E a necessidade dessa cominação será ainda maior naqueles casos – como o presente -, em que o acoimado, na impugnação judicial, negue os factos e ofereça prova testemunhal. É que, independentemente da relevância da defesa, é normal que o recorrente espere que o juiz apenas decida das questões colocadas na impugnação depois de produzir a prova que ofereceu, ou depois de lhe serem comunicadas as razões porque se considera a prova irrelevante.

Ora, in casu, para além do despacho de fls. … não conter tais razões perante a expressão genérica utilizada (“face à situação concreta dos autos”), o certo é que, atenta a forma como foi efectuada a notificação, não podia o Ex.mo Sr. Juiz a quo concluir pela “não oposição”…

A decisão por despacho nos casos em que não tiver sido validamente obtida a não oposição do MºPº ou do arguido a tal forma de decisão «constitui uma nulidade processual susceptível de ser enquadrada na al. d) do n.º 2 do art. 120º do CPP, pois a imposição legal da obrigatoriedade de realização da audiência, nestes casos, tem como corolário que ele deva considerar-se como essencial para a descoberta da verdade» - vide Simas Santos e Lopes de Sousa, em anotação ao RGCO, pág. 376» - cf. CJ, Ano XXXIII, T. I, 2008, págs. 294/295.

Revertendo aos autos, é notório que não podia o julgador, sem ofensa do contraditório e portanto das garantias de defesa, extrair do silêncio do arguido a sua não oposição à decisão por despacho, atenta a impugnação dos factos e a apresentação de prova, dos quais pretendia extrair uma realidade incompatível com a prática da contra-ordenação por que foi condenado.

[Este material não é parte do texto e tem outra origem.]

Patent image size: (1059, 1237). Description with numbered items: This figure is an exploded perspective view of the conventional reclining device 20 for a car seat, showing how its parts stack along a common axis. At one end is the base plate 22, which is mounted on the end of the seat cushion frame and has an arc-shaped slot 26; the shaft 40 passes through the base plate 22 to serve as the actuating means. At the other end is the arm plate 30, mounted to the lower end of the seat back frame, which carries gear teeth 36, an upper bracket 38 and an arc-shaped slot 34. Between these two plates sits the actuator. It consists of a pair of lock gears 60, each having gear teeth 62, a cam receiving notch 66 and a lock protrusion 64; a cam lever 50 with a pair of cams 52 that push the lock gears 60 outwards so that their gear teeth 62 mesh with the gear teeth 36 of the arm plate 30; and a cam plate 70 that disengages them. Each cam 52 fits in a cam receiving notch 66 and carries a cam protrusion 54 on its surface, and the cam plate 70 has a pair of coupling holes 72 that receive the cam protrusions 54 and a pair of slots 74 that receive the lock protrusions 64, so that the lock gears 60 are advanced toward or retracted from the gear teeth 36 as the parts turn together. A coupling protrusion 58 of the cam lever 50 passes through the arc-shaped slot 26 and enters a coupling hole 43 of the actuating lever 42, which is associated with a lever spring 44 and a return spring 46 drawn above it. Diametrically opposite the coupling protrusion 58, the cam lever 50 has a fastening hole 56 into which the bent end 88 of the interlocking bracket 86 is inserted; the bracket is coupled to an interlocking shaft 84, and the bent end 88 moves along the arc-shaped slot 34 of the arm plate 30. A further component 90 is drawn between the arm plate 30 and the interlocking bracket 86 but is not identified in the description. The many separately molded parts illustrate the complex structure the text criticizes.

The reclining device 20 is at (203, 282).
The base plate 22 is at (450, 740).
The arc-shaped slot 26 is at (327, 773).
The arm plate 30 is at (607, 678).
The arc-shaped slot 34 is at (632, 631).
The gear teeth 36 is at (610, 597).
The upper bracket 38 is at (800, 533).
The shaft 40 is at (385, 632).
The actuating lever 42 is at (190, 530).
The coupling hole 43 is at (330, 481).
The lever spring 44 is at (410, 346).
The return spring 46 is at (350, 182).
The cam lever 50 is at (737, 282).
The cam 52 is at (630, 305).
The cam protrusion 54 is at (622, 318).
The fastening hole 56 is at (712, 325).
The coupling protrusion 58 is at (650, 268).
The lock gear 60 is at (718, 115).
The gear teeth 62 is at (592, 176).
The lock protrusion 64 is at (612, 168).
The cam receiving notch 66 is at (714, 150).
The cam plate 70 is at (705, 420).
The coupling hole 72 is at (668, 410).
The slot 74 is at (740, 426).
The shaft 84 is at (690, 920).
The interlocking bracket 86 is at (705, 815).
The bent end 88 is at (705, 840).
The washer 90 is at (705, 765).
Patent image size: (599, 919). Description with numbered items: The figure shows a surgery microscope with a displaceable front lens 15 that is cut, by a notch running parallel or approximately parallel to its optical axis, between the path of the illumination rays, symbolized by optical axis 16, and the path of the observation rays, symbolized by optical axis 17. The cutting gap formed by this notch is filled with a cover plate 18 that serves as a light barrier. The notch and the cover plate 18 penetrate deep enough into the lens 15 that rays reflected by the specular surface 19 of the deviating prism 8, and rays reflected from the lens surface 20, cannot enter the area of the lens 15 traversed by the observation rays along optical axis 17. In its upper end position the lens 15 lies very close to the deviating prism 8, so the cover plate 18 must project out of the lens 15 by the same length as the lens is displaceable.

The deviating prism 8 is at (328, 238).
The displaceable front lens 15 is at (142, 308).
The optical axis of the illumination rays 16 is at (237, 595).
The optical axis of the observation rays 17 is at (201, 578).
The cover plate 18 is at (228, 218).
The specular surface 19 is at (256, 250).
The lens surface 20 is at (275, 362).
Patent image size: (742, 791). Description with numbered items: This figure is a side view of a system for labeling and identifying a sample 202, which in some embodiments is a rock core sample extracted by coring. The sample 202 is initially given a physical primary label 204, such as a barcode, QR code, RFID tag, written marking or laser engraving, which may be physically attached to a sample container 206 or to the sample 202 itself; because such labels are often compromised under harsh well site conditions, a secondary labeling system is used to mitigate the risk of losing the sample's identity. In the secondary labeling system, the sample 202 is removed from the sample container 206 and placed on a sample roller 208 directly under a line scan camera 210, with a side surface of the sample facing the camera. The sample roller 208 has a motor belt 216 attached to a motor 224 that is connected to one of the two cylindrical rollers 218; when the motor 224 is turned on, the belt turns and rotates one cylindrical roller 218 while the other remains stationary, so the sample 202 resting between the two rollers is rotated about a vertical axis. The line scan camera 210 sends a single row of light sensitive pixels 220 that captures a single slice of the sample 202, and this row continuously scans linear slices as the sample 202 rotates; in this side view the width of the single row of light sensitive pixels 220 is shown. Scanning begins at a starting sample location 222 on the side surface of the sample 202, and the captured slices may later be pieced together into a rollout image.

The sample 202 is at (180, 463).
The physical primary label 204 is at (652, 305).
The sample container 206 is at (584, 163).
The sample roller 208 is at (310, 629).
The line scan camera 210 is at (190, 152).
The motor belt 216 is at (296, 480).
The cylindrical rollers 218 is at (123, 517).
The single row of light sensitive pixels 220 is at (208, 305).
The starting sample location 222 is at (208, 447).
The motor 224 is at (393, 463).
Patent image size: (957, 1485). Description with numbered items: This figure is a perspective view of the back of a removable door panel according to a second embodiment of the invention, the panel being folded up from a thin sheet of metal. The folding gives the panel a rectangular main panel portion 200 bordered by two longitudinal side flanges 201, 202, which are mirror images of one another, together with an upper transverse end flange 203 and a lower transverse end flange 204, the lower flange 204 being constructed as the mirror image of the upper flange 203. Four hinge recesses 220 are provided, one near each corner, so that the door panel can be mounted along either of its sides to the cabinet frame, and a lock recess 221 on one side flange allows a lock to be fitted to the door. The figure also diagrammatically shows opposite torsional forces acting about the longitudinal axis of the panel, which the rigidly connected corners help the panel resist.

Acresce que o despacho proferido não menciona os motivos da irrelevância da prova arrolada, e o despacho que, para o efeito, lhe foi notificado, não afasta a necessidade de uma tomada de posição expressa, no sentido de «oposição» ou de «não oposição» à decisão pela forma preconizada por parte do julgador.

A violação do direito de defesa na preterição da realização da audiência de julgamento – diligência essencial para a descoberta da verdade -, constitui uma nulidade processual, enquadrável na al. d), do n.º 2, do artigo 120º do CPP, no caso atempadamente suscitada - artigos 410.º, nº 3 do CPP e 73.º, n.º 1, al. e) do RGCO, pelo que se impõe revogar a decisão recorrida, que deve ser substituída por outra que designe data para a realização do julgamento.

Fica, assim, prejudicada a apreciação das demais questões suscitadas.

III. Decisão

Termos em que acordam os Juízes na 5.ª Secção Criminal do Tribunal da Relação de Coimbra em conceder provimento ao recurso, revogando o despacho recorrido que deverá ser substituído por outro que designe data para realização da audiência de julgamento.

Sem tributação.

Coimbra, 13 de Dezembro de 2017

(Texto processado e integralmente revisto pela signatária – artigo 94.º, n.º 2, do CPP.)